The consideration of propositions is itself an operation the execution of which can be more or less intelligent, less or more stupid. But if, for any operation to be intelligently executed, a prior theoretical operation had first to be performed and performed intelligently, it would be a logical impossibility for anyone ever to break into the circle.

Variants of Ryle's regress are commonly aimed at cognitivist theories. For instance, in order to explain the behavior of rats, Edward Tolman suggested that the rats were constructing a "cognitive map" that helped them locate reinforcers, and he used intentional terms (e.g., expectancies, purposes, meanings) to describe their behavior. To interpret this Cognitive map, we need a set of cognitive rules and to interpret those cognitive rules, we need another set of rules and so on.

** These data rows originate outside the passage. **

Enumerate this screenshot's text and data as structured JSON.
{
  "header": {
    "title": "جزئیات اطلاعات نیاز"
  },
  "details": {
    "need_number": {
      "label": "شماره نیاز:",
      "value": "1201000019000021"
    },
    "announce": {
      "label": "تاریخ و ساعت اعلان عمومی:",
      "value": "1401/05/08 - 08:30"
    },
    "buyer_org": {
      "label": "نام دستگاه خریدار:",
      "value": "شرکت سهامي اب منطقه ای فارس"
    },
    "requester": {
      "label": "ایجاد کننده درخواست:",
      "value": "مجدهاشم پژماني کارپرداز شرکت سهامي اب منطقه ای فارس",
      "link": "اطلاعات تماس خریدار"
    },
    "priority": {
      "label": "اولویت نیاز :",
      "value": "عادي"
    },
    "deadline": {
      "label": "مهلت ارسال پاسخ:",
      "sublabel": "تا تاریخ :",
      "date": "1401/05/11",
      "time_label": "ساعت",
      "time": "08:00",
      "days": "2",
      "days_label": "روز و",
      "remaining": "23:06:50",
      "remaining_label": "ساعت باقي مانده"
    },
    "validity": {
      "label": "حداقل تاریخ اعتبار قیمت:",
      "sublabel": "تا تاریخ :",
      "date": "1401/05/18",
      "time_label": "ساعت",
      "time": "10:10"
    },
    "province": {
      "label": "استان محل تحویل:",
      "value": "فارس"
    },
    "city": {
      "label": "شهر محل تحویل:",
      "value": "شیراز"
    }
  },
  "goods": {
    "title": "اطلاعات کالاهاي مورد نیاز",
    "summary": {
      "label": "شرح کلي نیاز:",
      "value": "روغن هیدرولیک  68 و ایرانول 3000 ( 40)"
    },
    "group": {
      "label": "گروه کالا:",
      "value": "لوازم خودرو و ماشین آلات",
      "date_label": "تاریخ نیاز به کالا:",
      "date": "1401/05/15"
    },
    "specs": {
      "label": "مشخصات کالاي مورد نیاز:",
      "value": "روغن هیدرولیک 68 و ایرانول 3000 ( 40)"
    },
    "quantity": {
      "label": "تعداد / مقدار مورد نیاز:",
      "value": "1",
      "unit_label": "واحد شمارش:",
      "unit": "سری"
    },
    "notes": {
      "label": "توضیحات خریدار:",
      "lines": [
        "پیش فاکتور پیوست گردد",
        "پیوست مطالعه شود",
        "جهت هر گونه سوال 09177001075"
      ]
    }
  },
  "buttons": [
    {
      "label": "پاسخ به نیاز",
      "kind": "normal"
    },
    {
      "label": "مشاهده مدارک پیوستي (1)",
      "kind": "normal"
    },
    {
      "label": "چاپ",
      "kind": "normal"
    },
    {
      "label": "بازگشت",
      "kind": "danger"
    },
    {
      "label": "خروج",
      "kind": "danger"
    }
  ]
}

Kant's response to Ryle's regress
But of reason one cannot say that before the state in which it determines the power of choice, another state precedes in which this state itself is determined. For since reason itself is not an appearance and is not subject at all to any conditions of sensibility, no temporal sequence takes place in it even as to its causality, and thus the dynamical law of nature, which determines the temporal sequence according to rules, cannot be applied to it.
In essence, Kant is saying that Reason is outside of the causative elements of the natural world and as such is not subject to the law of cause and effect. Hence, for Kant, Reason needs no prior explanation for any of its choices or volitions. Ryle's assumption is that all volitions are physicalistic processes and thus subject to cause and effect. If such is the case, then Ryle would be correct in his regress. However, if some volitions are not subject to cause and effect, per Kant, then Ryle's regress fails. The same as Wittgenstein's solution in saying "Logic Takes care of itself" or in "The propositions of logic describe the scaffolding of the world, or rather they represent it".